We remain active in further improvements and reformulation. Salt and sugar reduction initiatives are most successful where consumer acceptance is granted, to avoid that salt or sugar is added to the finished dish. Salt in e.g. soups and bouillons as well as sugar in e.g. ketchup are being reduced step by step. Where appropriate, we can achieve larger reductions by replacing table salt with mineral salts containing potassium or replacing sugar with glycosides like stevia, while taking into account and solving technological and regulatory challenges.

CULINARIA EUROPE members are in frequent dialogue with consumers via different channels, such as care-lines, websites and social media. Our consumers often want to know what is in our products, and they are also looking for reassurance that certain ingredients they are wishing to avoid or consume less are not contained.
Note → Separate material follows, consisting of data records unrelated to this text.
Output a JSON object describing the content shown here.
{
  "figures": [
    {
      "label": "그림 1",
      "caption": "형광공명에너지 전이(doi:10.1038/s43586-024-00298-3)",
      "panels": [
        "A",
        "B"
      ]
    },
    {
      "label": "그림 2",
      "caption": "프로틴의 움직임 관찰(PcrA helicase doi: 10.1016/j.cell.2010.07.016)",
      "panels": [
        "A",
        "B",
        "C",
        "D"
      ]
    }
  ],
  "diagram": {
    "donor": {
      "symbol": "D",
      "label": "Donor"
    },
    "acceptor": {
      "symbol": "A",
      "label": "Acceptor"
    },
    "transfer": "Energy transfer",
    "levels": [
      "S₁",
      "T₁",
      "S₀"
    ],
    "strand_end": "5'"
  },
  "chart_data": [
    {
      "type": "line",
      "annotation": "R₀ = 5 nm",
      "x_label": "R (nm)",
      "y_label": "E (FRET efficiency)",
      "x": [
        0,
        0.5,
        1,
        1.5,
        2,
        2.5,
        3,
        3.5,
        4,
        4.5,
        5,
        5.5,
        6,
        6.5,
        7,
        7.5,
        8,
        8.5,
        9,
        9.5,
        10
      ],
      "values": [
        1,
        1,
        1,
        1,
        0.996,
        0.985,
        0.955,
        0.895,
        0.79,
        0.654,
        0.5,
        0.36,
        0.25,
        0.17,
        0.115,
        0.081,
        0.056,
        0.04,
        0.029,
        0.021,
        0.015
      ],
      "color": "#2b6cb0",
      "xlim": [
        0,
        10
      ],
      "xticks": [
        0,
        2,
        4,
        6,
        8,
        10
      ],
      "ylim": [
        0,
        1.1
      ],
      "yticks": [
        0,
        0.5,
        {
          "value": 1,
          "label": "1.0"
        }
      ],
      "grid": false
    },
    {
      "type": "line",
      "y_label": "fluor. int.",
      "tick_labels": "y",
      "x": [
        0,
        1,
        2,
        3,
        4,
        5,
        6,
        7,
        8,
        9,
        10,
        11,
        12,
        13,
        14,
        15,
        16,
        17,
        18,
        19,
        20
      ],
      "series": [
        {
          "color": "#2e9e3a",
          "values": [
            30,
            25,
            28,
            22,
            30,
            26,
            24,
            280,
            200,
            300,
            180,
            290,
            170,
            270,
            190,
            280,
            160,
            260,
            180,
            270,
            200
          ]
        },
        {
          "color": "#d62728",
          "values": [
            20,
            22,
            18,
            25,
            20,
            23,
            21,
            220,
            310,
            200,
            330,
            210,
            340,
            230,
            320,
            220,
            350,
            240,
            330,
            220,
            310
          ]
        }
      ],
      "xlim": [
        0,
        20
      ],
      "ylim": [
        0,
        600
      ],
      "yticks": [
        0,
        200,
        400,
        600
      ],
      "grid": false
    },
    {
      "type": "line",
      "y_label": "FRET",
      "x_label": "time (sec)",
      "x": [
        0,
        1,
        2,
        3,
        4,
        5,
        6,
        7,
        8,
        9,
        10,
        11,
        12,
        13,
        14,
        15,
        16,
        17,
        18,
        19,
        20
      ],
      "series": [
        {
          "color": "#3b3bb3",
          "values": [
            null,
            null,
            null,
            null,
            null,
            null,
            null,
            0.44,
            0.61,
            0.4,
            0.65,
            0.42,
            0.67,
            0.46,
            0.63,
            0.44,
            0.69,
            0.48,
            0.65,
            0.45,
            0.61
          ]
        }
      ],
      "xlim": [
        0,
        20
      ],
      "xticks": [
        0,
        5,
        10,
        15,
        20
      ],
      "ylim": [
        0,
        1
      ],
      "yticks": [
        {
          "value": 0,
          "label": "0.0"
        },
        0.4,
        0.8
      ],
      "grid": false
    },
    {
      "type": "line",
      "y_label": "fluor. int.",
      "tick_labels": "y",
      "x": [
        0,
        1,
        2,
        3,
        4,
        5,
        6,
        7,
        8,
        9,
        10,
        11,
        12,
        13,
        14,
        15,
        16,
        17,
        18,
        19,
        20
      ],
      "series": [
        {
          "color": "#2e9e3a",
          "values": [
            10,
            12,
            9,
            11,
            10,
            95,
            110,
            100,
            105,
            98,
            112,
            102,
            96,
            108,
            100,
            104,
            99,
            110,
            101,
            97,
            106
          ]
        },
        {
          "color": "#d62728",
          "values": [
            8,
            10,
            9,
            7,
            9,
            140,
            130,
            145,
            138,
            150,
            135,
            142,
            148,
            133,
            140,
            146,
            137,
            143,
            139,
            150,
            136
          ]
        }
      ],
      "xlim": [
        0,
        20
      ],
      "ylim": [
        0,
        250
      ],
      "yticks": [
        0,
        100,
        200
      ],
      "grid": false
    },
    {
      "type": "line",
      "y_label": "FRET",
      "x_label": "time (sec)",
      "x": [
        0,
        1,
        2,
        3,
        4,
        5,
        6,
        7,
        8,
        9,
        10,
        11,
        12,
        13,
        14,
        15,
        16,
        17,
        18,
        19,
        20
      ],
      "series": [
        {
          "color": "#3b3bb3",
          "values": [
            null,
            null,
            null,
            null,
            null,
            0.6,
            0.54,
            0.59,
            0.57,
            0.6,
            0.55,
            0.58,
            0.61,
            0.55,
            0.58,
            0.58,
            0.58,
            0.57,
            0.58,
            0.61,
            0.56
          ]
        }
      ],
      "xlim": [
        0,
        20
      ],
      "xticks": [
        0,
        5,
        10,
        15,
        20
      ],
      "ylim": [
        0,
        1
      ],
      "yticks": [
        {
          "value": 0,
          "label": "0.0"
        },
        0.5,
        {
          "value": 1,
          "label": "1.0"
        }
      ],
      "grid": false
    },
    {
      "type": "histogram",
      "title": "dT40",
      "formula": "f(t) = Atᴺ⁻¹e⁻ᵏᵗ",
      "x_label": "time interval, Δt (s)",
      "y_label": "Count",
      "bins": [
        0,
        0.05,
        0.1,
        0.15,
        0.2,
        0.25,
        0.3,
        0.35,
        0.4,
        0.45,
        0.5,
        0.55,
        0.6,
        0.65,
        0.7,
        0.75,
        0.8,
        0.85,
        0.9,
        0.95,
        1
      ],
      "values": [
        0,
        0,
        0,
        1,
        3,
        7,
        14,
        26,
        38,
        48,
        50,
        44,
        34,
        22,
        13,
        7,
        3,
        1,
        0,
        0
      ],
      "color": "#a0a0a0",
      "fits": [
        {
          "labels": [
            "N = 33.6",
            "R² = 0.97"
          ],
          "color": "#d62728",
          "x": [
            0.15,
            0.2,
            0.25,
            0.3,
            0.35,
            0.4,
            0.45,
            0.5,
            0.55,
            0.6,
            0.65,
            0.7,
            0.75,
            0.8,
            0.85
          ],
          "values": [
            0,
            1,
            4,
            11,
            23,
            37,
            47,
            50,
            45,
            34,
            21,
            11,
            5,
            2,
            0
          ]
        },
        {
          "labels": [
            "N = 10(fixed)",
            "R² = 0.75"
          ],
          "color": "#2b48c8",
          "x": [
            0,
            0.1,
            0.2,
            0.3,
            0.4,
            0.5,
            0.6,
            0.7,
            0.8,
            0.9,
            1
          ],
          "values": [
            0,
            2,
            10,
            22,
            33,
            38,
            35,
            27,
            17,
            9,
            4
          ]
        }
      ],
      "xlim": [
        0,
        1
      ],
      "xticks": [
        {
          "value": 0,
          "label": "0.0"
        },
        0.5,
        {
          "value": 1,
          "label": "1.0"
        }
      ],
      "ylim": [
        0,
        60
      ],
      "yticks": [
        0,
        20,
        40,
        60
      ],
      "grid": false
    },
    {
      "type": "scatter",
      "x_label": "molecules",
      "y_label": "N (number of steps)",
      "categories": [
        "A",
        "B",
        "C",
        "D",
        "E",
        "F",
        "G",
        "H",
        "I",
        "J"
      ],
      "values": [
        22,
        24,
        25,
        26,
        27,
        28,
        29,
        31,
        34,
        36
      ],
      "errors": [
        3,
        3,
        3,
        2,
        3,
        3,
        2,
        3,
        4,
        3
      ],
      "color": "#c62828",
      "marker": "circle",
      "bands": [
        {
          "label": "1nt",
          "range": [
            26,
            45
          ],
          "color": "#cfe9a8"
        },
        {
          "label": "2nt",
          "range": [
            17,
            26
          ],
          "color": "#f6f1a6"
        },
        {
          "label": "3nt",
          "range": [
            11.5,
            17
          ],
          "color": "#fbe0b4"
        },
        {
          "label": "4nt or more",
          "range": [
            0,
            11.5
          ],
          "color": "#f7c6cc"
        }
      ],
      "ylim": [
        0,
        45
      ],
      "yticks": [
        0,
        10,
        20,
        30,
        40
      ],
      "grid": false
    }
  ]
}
Outside the area of Health and Nutrition Claims (Regulation (EC) 1924/2006), producers of culinary products are using statements referring to the absence of certain ingredients in their products to address this consumer
need for reassurance. Many consumers appreciate these statements, as they provide relevant information
for deciding whether or not to buy a product. Yet these so-called ‘negative claims’ are sometimes found confusing or even misleading by consumers. We are committed to provide transparent, understandable and useful information to our consumers. To that end, the producers of culinary products should only use ‘negative claims’ in line with the following principles:

  • We prefer to talk about food in a positive way by pointing out the good ingredients and other positive aspects.
  • Negative claims’ should be made in the context of a positive message to support their reassuring nature.
  • A ‘negative claim’ should never suggest that a particular food is healthier than other foods.
  • A ‘negative claim’ should never denigrate other foods of the same category, including foods from competing companies or brands.
  • We will strictly apply the provisions of Article 7 on ‘Fair Information Practices’ from FIC regulation 1169/2011/EU.
  • ‘Negative claims’ should be truthful and reflect the true nature of the food, and should not create a false impression about the composition of a food.
  • When the wording of a claim suggests the absence of a certain ingredient or group of ingredients (e.g. ‘free from …’), the ingredient or group of ingredients should neither be present naturally, nor carried-over by a sub ingredient, nor generated during processing.
  • If this is not the case the claim wording should clarify that it only concerns the non-addition of the specific named ingredient or group of ingredients (e.g. ‘no added …’).
  • If a ‘negative claim’ after due consideration of the above might still have the potential to be misinterpreted or misunderstood, a direct link to a qualifying statement should be provided to explain the meaning and scope of the claim.
  • ‘Negative claims’ covering ingredients which are subject to emerging consumer trends or changing consumer perception should only be made following due consideration of the potential negative effects on the culinary sector as a whole.